Paul Tournier, the Swiss doctor, counselor and Christian writer sees the temptation of Jesus as a temptation to magic. Magic is using the power of God separated from relationship with God. Magic is the independent use of God's supernatural gifts and promises. The magician is one who uses impersonal formulas and incantations, the only will the magician obeys is his own will, and the only desires her own desires. The prophet of God sees the future - but in the light of the will of God and involving a call to repentance and right living. The prophet is ethically motivated and in union with the will of god. The fortune-teller on the other hand makes no ethical demands; their future is a self-serving one. They are divorced from the Truth. Magic and supernatural power can seem only a whisker apart. Yet they are worlds apart.

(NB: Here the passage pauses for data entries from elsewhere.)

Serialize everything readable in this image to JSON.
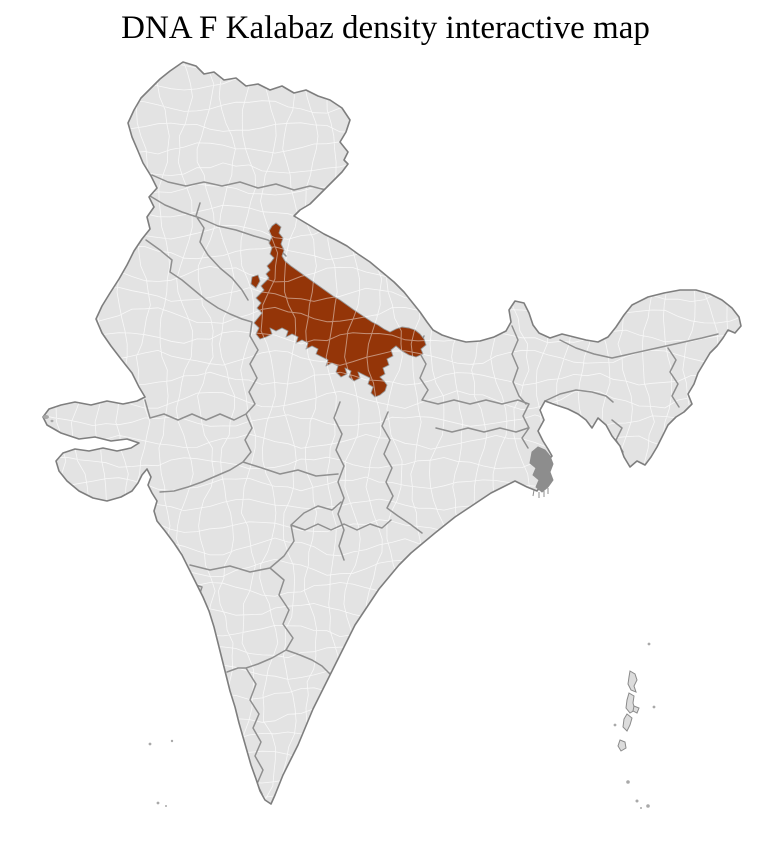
{
  "header": {
    "title": "DNA F Kalabaz density interactive map"
  },
  "map": {
    "colors": {
      "background": "#ffffff",
      "land": "#e3e3e3",
      "district_border": "#fafafa",
      "state_border": "#8a8a8a",
      "coast": "#7e7e7e",
      "highlight": "#943508",
      "delta_shade": "#8d8d8d",
      "island": "#dcdcdc"
    }
  }
}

Let’s look at a case study where a servant of God was tempted to use his powers for his own purposes and selfish gain. That's right - Balaam! His story is long and involved and well known to most Christians - there are three whole chapters of the Bible devoted to it - Numbers 22, 23 and 14. Its starts off with King Balak treating Balaam like a magician whose powers were for hire to the highest bidder... "
Numbers 22:5-12 NRSV He sent messengers to Balaam son of Beor at Pethor, which is on the Euphrates, in the land of Amaw, to summon him, saying, "A people has come out of Egypt; they have spread over the face of the earth, and they have settled next to me. (6) Come now, curse this people for me, since they are stronger than I; perhaps I shall be able to defeat them and drive them from the land; for I know that whomever you bless is blessed, and whomever you curse is cursed." (7) So the elders of Moab and the elders of Midian departed with the fees for divination in their hand; and they came to Balaam, and gave him Balak's message. (8) He said to them, "Stay here tonight, and I will bring back word to you, just as the LORD speaks to me"; so the officials of Moab stayed with Balaam. (9) God then appears to Balaam to tell him that His power and His will cannot be separated “God came to Balaam and said, "Who are these men with you?" (10) Balaam said to God, "King Balak son of Zippor of Moab, has sent me this message: (11) 'A people has come out of Egypt and has spread over the face of the earth; now come, curse them for me; perhaps I shall be able to fight against them and drive them out.' (12) God said to Balaam, "You shall not go with them; you shall not curse the people, for they are blessed."